If they’re both unsolved problems, why is it important to separate out safe exploration from corrigibility? For starters, it is typically easier to make progress on two simpler problems. But more importantly, only overcoming resistance to shut down is anti-natural. Safe exploration can be directly captured in a ranking of outcomes, prioritizing end states more similar to the initial state and from which a return to the initial state is easier. We can see this difference in practice too, where humans largely resist having their values changed, but have a tendency to act overly cautious when making important decisions
A definition of corrigibility as only the lack of resistance to being shut down allows for a synthesis between two sides of the corrigibility debate. The first side argues that corrigibility may well arise by default when training an AI to want roughly what we want. Since we want a corrigible agent, the AI will try to make itself more corrigible. The other side counters that the anti-natural aspect of corrigibility makes that unlikely, and that such an agent could trade off being corrigible in the short term to maximize long-term value.
What I put forward as a compromise is that almost all aspects of what people want from corrigibility, such as Max’s list or the comments under Let’s See You Write That Corrigibility Tag, are not anti-natural. If an AI does not wish to resist modification, then wanting roughly what we want will result in it trying to add those properties to itself. However, the lack of resisting modification itself is anti-natural and will not arise without some kind of explicit solution, or at least a convincing training story.
So, what does an explicit solution look like? Should we revisit the Utility Indifference approach, which was ruled out in the Corrigibility paper largely due to concerns about creating incorrigible agents? The proposal certainly benefits from moving safe exploration to the base utility function. However, there are still a number of concerns with it, including the incentive to manipulate information mentioned in the paper, our lack of knowledge about how to implement it in current ML systems, and the fragility of a knife-edge solution.
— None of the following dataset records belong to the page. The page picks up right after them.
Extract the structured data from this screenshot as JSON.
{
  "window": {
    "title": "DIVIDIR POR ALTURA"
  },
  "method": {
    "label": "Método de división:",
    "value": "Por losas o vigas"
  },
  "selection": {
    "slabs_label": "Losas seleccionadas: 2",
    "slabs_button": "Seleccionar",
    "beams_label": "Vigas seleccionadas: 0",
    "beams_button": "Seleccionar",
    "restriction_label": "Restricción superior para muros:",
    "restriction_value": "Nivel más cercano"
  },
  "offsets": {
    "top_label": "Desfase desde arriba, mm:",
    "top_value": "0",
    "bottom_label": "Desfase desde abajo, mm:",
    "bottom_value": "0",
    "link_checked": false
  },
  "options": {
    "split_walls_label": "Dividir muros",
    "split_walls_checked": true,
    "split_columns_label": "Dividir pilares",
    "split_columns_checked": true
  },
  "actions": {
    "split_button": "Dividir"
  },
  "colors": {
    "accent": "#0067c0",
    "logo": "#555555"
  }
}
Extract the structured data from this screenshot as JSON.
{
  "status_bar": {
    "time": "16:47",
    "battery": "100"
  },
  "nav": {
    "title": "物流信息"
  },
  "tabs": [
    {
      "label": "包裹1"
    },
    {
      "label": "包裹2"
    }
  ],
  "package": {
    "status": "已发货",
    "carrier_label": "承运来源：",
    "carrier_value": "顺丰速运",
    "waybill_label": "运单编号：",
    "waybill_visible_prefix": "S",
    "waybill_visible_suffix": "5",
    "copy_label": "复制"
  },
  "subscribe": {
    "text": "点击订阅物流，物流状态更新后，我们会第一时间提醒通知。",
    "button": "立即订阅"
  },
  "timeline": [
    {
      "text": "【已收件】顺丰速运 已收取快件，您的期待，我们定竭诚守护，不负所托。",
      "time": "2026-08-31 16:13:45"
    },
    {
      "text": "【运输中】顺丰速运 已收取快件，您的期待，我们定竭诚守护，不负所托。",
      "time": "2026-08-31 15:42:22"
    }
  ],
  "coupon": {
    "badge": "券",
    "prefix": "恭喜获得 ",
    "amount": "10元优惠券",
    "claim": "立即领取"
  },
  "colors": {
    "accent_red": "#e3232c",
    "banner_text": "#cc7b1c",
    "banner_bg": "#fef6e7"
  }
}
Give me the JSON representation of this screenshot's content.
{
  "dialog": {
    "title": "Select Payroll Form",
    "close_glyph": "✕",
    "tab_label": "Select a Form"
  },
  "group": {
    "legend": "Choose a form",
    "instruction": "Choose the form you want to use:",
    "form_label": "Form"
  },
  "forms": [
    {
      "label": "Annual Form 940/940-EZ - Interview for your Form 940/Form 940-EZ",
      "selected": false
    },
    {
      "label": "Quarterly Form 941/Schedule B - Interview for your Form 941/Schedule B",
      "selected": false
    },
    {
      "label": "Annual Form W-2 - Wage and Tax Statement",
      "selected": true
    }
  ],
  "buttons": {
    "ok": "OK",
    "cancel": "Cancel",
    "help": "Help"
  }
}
I see Utility Indifference less as a promising strategy in itself, and more as a sign that having an AI not resist shut down is a feasible goal. We only need a solution a little bit better than what we already have, rather than something that addresses additional problems as well. Approaches like Elliott Thornley’s Incomplete Preferences Proposal or myopia become more promising if we can solve safe exploration separately. Simplifying corrigibility down to only the anti-natural aspect keeps the focus on the hardest part of the problem and opens up the possibilities for a solution.
If I'm hearing you right, a shutdownable AI can have a utility function that (aside from considerations of shutdown) just gives utility scores to end-states as represented by a set of physical facts about some particular future time, and this utility function can be set up to avoid manipulation.
How does this work? Like, how can you tell by looking at the physical universe in 100 years whether I was manipulated in 2032?